The KNOW/DO/BE framework encompasses three questions of: what is most important for students to know, what is most important for students to be able to do, and what kind of person do we want students to be (Drake, & Burns, 2004). This reflection will focus of the “be” aspect which includes the attitudes, beliefs, and actions that we expect students to demonstrate as a conclusion of the lesson (p. 33). The “be” of the framework is extremely important because it reflects upon what the student does with the “know” and “do” of the framework (p. 35). In some sense, this “be” portion of the framework can be viewed as a type of character education. Character that includes values, beliefs, attitudes, and actions those students will reflect as a result of the lesson. Students should be applying lessons to their very own lives.
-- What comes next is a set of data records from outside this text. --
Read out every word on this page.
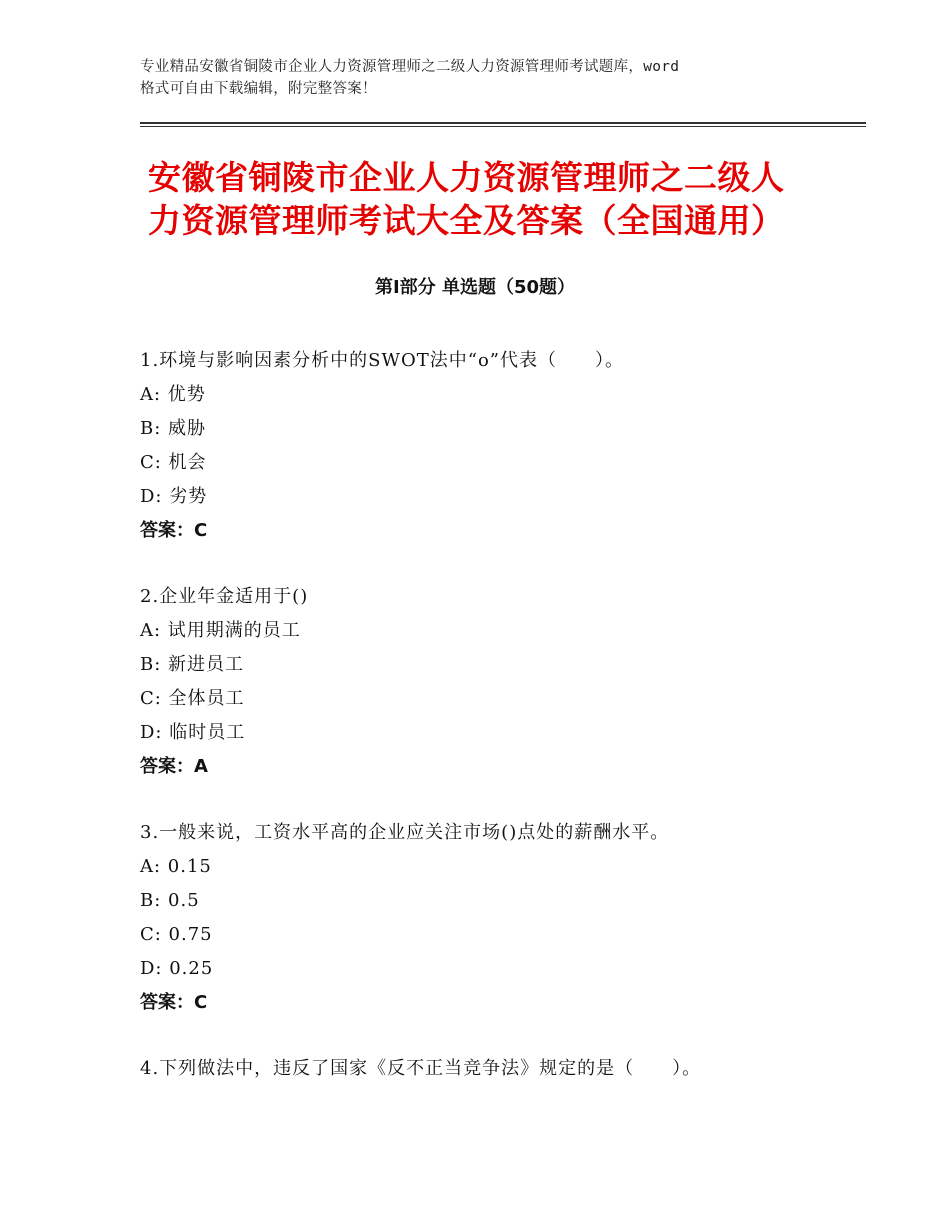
专业精品安徽省铜陵市企业人力资源管理师之二级人力资源管理师考试题库，word
格式可自由下载编辑，附完整答案！
安徽省铜陵市企业人力资源管理师之二级人
力资源管理师考试大全及答案（全国通用）
第Ⅰ部分 单选题（50题）
1.环境与影响因素分析中的SWOT法中“o”代表（　　）。
A: 优势
B: 威胁
C: 机会
D: 劣势
答案：C
2.企业年金适用于()
A: 试用期满的员工
B: 新进员工
C: 全体员工
D: 临时员工
答案：A
3.一般来说，工资水平高的企业应关注市场()点处的薪酬水平。
A: 0.15
B: 0.5
C: 0.75
D: 0.25
答案：C
4.下列做法中，违反了国家《反不正当竞争法》规定的是（　　）。
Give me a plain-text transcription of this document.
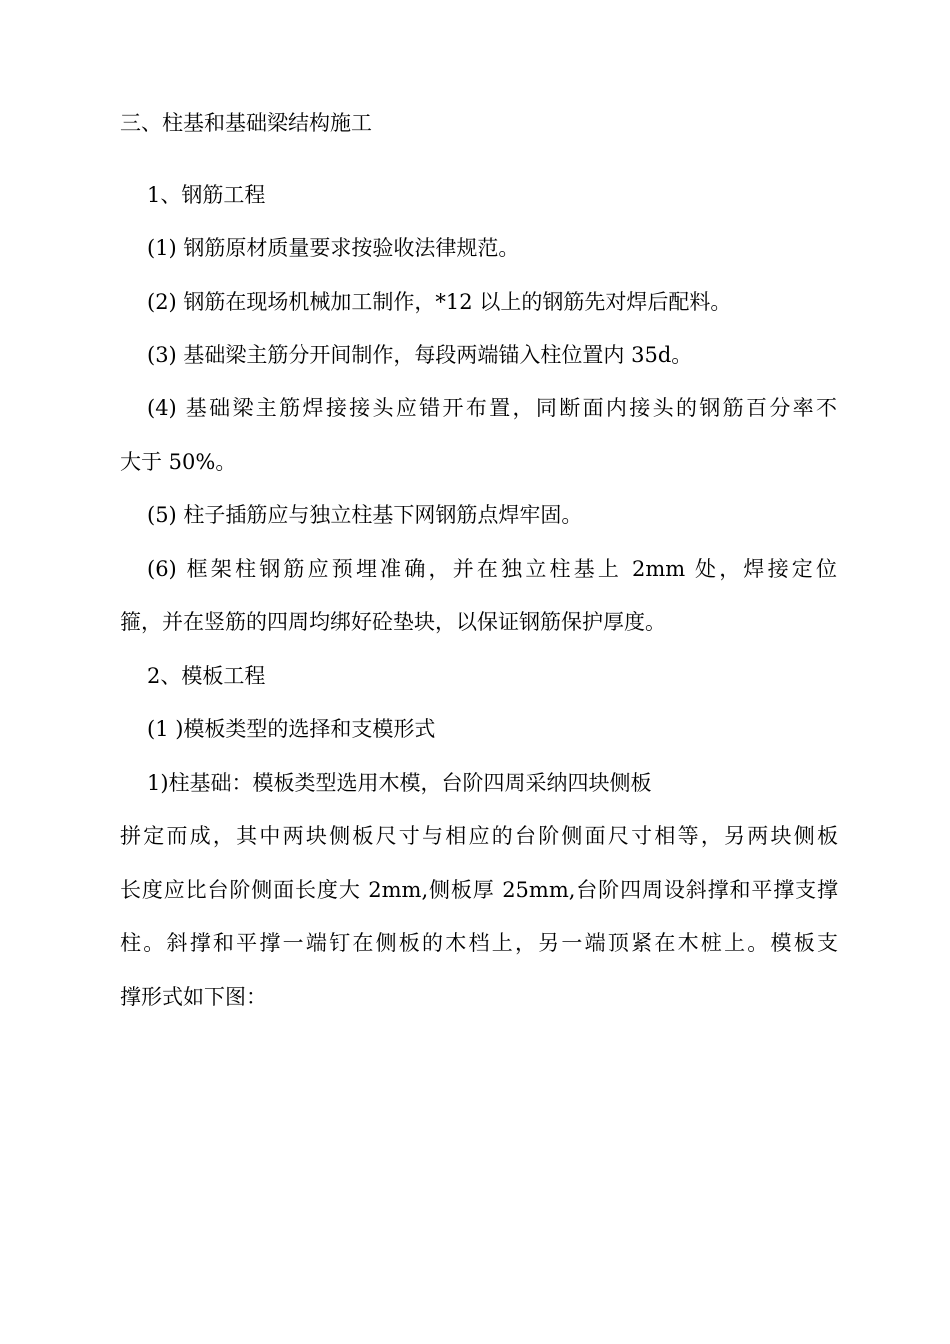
三、柱基和基础梁结构施工
1、钢筋工程
(1) 钢筋原材质量要求按验收法律规范。
(2) 钢筋在现场机械加工制作，*12 以上的钢筋先对焊后配料。
(3) 基础梁主筋分开间制作，每段两端锚入柱位置内 35d。
(4) 基础梁主筋焊接接头应错开布置，同断面内接头的钢筋百分率不
大于 50%。
(5) 柱子插筋应与独立柱基下网钢筋点焊牢固。
(6) 框架柱钢筋应预埋准确，并在独立柱基上 2mm 处，焊接定位
箍，并在竖筋的四周均绑好砼垫块，以保证钢筋保护厚度。
2、模板工程
(1 )模板类型的选择和支模形式
1)柱基础：模板类型选用木模，台阶四周采纳四块侧板
拼定而成，其中两块侧板尺寸与相应的台阶侧面尺寸相等，另两块侧板
长度应比台阶侧面长度大 2mm,侧板厚 25mm,台阶四周设斜撑和平撑支撑
柱。斜撑和平撑一端钉在侧板的木档上，另一端顶紧在木桩上。模板支
撑形式如下图：
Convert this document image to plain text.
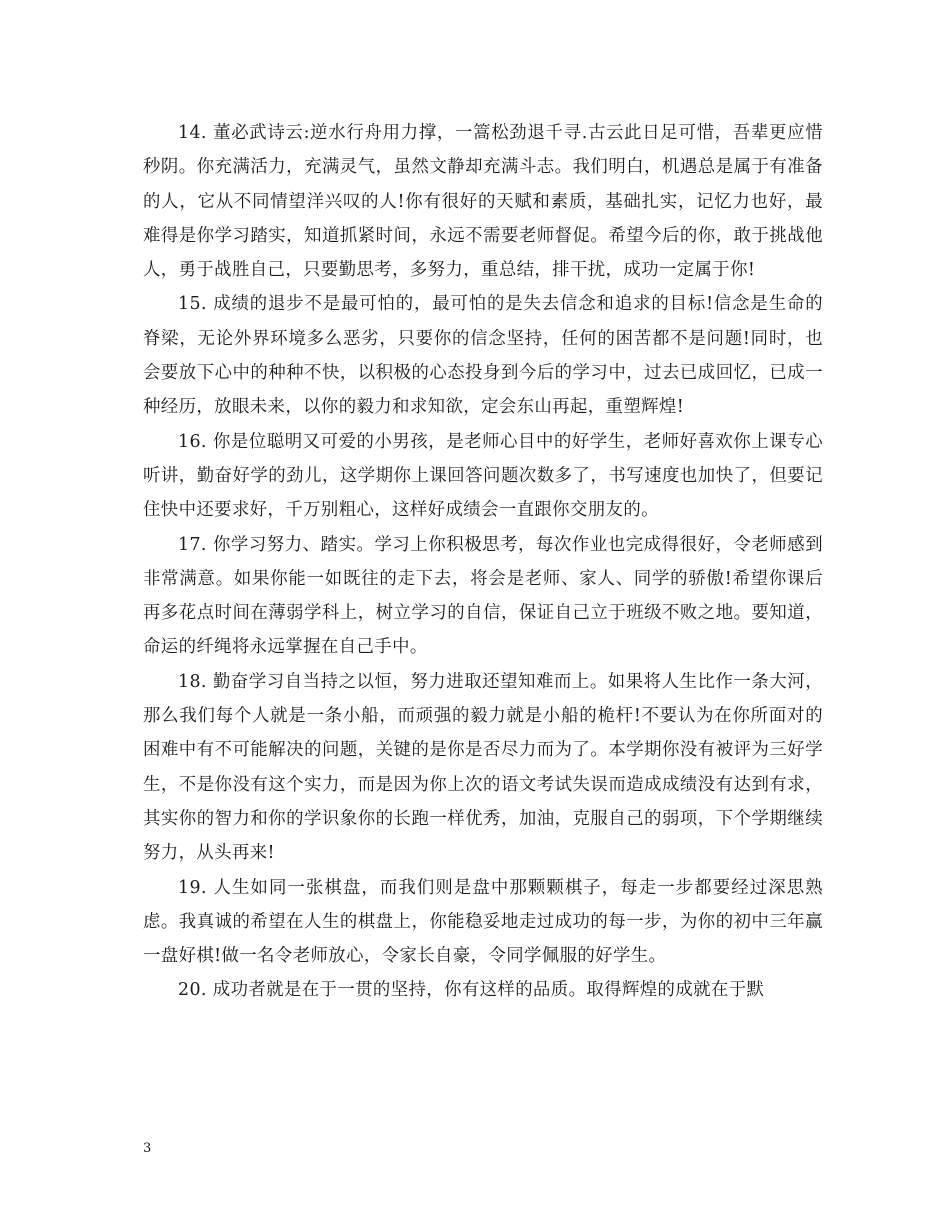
14. 董必武诗云:逆水行舟用力撑，一篙松劲退千寻.古云此日足可惜，吾辈更应惜秒阴。你充满活力，充满灵气，虽然文静却充满斗志。我们明白，机遇总是属于有准备的人，它从不同情望洋兴叹的人!你有很好的天赋和素质，基础扎实，记忆力也好，最难得是你学习踏实，知道抓紧时间，永远不需要老师督促。希望今后的你，敢于挑战他人，勇于战胜自己，只要勤思考，多努力，重总结，排干扰，成功一定属于你!

15. 成绩的退步不是最可怕的，最可怕的是失去信念和追求的目标!信念是生命的脊梁，无论外界环境多么恶劣，只要你的信念坚持，任何的困苦都不是问题!同时，也会要放下心中的种种不快，以积极的心态投身到今后的学习中，过去已成回忆，已成一种经历，放眼未来，以你的毅力和求知欲，定会东山再起，重塑辉煌!

16. 你是位聪明又可爱的小男孩，是老师心目中的好学生，老师好喜欢你上课专心听讲，勤奋好学的劲儿，这学期你上课回答问题次数多了，书写速度也加快了，但要记住快中还要求好，千万别粗心，这样好成绩会一直跟你交朋友的。

17. 你学习努力、踏实。学习上你积极思考，每次作业也完成得很好，令老师感到非常满意。如果你能一如既往的走下去，将会是老师、家人、同学的骄傲!希望你课后再多花点时间在薄弱学科上，树立学习的自信，保证自己立于班级不败之地。要知道，命运的纤绳将永远掌握在自己手中。

18. 勤奋学习自当持之以恒，努力进取还望知难而上。如果将人生比作一条大河，那么我们每个人就是一条小船，而顽强的毅力就是小船的桅杆!不要认为在你所面对的困难中有不可能解决的问题，关键的是你是否尽力而为了。本学期你没有被评为三好学生，不是你没有这个实力，而是因为你上次的语文考试失误而造成成绩没有达到有求，其实你的智力和你的学识象你的长跑一样优秀，加油，克服自己的弱项，下个学期继续努力，从头再来!

19. 人生如同一张棋盘，而我们则是盘中那颗颗棋子，每走一步都要经过深思熟虑。我真诚的希望在人生的棋盘上，你能稳妥地走过成功的每一步，为你的初中三年赢一盘好棋!做一名令老师放心，令家长自豪，令同学佩服的好学生。

20. 成功者就是在于一贯的坚持，你有这样的品质。取得辉煌的成就在于默

3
Lessons can be geared towards not only learning key concepts about a specific topic, but also to develop citizenship. It can be as simple as student participation and compromise, or as detailed as themes including loyalty, perseverance, or courage (Scheuerman, 2014). Students require the skills of “know” – facts, topics, and concepts; as well as “do” – skills of communication, research, and information management (p. 33). The “be” will connect the “know” and “do” to bridge the information together and make it applicable to the lives of the students. When students are utilizing the information they have learned in class outside of school, it then becomes meaningful and relevant. When lesson planning, remember the “be” is important because as teachers we are shaping the lives of our students.


Drake, S.M., & Burns, R.C. (2004). Meeting standards through integrated curriculum. Alexandria, VA: ASCD.

Scheuerman, R. (2014, January 22). EDU 6363 Course Lecture – Session 3: Inquiry, Understanding, and Social Studies Methods II.